Chaos testing: Validate HPA, PDBs, and readiness during failure injections.

Governance, Quotas, and Limits

Set folder-level quotas and budgets; alert when nearing limits (e.g., forwarding rules, backend services, CPU quotas). Use organization policies to block risky services at the root and allowlist only what teams need.
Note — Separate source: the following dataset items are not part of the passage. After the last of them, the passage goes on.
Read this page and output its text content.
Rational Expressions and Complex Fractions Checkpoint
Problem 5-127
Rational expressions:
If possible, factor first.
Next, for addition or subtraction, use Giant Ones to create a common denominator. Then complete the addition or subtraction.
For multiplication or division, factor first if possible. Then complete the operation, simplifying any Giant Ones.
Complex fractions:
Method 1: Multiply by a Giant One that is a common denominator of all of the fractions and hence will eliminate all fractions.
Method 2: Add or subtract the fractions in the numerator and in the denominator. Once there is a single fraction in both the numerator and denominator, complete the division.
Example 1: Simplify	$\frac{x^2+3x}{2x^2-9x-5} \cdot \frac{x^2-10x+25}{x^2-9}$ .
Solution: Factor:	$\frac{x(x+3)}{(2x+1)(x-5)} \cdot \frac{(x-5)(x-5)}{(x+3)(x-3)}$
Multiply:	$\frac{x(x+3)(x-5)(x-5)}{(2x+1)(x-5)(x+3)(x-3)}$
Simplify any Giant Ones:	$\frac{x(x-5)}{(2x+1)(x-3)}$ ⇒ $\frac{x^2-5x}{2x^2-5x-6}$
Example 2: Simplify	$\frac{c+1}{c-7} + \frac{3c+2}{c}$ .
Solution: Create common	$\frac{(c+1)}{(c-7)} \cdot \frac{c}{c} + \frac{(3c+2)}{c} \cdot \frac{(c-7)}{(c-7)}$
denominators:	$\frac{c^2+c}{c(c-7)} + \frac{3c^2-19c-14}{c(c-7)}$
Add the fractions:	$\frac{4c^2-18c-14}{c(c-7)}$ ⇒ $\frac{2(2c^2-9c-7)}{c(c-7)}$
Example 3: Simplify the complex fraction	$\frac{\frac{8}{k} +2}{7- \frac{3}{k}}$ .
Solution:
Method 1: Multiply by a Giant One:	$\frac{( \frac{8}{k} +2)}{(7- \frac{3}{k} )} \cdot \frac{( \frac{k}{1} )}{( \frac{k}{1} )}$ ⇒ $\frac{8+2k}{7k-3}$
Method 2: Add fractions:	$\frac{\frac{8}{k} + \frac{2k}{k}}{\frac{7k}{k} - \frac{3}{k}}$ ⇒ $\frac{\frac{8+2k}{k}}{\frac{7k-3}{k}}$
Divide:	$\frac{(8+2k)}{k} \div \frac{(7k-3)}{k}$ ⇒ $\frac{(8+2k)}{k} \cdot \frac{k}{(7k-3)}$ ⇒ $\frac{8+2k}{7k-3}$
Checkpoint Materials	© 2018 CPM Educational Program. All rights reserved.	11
Putting It All Together: A Production Blueprint

Platform Foundation

Org Policies, folders, projects per environment.
Hub-and-spoke VPCs, Shared VPC, Cloud NAT, Private Google Access.
Centralized identity via IAM + Workload Identity Federation.

App Runtime

GKE Autopilot for microservices; GCE for statefuls; Cloud Run for edge APIs.
Artifact Registry with scanning + Binary Authorization gates.
Global HTTP(S) LB with Cloud Armor for WAF/rate limiting.

Observability

Structured logs; SLOs; Uptime checks; on-call runbooks.
Export logs to BigQuery; dashboards in Cloud Monitoring.

FinOps

Budgets & alerts per project.
Committed use discounts; right-sizing weekly reviews.
Decommission idle IPs/disks; schedule non-prod shutdowns.

Conclusion

Google Cloud’s compute stack—GCE, GKE, Cloud Run, and App Engine—lets you meet any workload with the right operational trade-offs. Pair global load balancing and autoscaling for performance, apply strong IAM and Shielded/Confidential VMs for security, and use Observability with FinOps to keep reliability high and costs in check. The scripts and runbooks above should give you a practical starting point to build, troubleshoot, and scale with confidence.

Scalable GCP compute explained: GCE, GKE, Cloud Run, App Engine, autoscaling, security, pricing, and hands-on scripts.